大量生産・大量消費・大量廃棄の経済成長から環境対策へ、さらには持続可能性への流れは世界的な潮流であり、経済成長と環境負荷低減を両立させ持続可能な社会を実現するための産業モデルとして「サーキュラーエコノミー」という言葉も、頻繁に耳にするようになってきている。中国では、経済規模の拡大に伴い、資源消費と廃棄物排出の増加が顕著であり、環境保護対策と持続可能な成長モデル構築の必要性がますます高まっている。(野村総合研究所(上海)・板谷美帆)
ネット使い資源回収
サーキュラーエコノミーは、中国では「循環経済」と称される。これまでの「3R(リデュース・リユース・リサイクル)」などに加え、資源を有効活用する取り組みとして、再製造・改修・修理などによる製品寿命の延長、余剰リソース削減に資するシェアリングや中古品取引などの新たなサービスも、その範疇(はんちゅう)として捉えられている。
中国で政策文書に初めて「循環経済」が出現したのは意外と早く、2005年には「循環経済発展加速に関する若干意見」が国務院(内閣)より公布されている。その後、08年8月には中国初の循環経済に関する立法法規である「循環経済促進法」が公布され、09年に施行された。この頃にはパイロットプロジェクトやモデル園区などの単発的・試験的取り組みを中心に展開されてきたが、17年に国家発展改革委員会など14の政府部門が連名で「循環発展牽引(けんいん)行動」を公布して以降、より広範囲に本格的な取り組みが展開されている。日本にも関係のあるものとしては、17年7月には海外からの固体廃棄物輸入規制が強化された。また、上海、北京といった大都市において「生活ごみ管理条例」が施行されているのもその一環である。
「循環発展牽引行動」には、10の重点アクションが含まれており、これまでのモデル区、試験区関連以外に、「『インターネット・プラス』資源循環行動」「再生製品・リビルド製品普及行動」「資源循環利用技術イノベーション行動」などが盛り込まれている。ここでは、「インターネット・プラス」資源循環行動に注目してみたい。

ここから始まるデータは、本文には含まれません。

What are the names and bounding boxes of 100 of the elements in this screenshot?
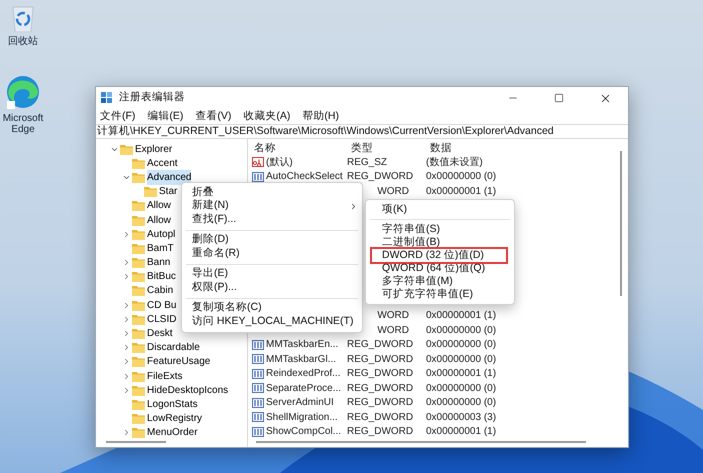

このアクションは資源回収におけるインターネット活用やオンラインとオフラインの融合、製品ライフサイクルにおけるトレーサビリティーの構築を目指すものであり、具体的な事例としては、企業を対象とした再生資源取引プラットフォーム、OA機器のリース・リサイクルや、生活ごみの分別回収、家庭から出る不用品リサイクルを対象とするものなどが挙げられる。
北京新易資源科技有限公司は、15年に再生資源取引プラットフォーム「易再生」を立ち上げ、再生プラスチックペレットなどの取引・決済プラットフォームを構築している。また、浙江九倉再生資源開発有限公司による「虎哥(か)回収」は、都市住民を対象に、QRコード付き専用ごみ袋、分別マニュアルを配布し、ごみ袋ごとにきめ細かい管理・処理を行う事業に取り組んでいる。
この他に、中国ではITを活用したシェアリングエコノミー、電子商取引(EC)による中古品販売などの取り組みも、近年活発である。これらは必ずしもサーキュラーエコノミーのみを目的としたものではないが、これらは、中国が強みを持つITを活用した新たな取り組みであること、そして最終的にはサーキュラーエコノミーにつながるものという点において注目に値する。
新たなビジネス機会
日本には環境技術、リデュース・リユース・リサイクル関連のビジネス経験・ノウハウを有する企業も多い。中国のサーキュラーエコノミー進展においては、こうした日本企業にも新たなビジネスチャンスが出現する可能性が秘められている。人口が多く、経済規模の大きく世界への影響が大きい中国のサーキュラーエコノミーへの参画は、地球環境保護への貢献という観点からも意義は大きいであろう。そして、中国から新たな関連技術やビジネスが生み出される可能性も存在する。中国経済が成熟に向かう中で、今後一層強化されていくであろうサーキュラーエコノミーの動向に注目したい。
【プロフィル】板谷美帆
いたや・みほ 中国・華東師範大学卒。在中国日系エレクトロニクスメーカーを経て、2011年野村総合研究所(上海)に入社。産業三部主任コンサルタント。専門は、中国市場分析・事業戦略、中国政策分析など。東京都出身、北京在住。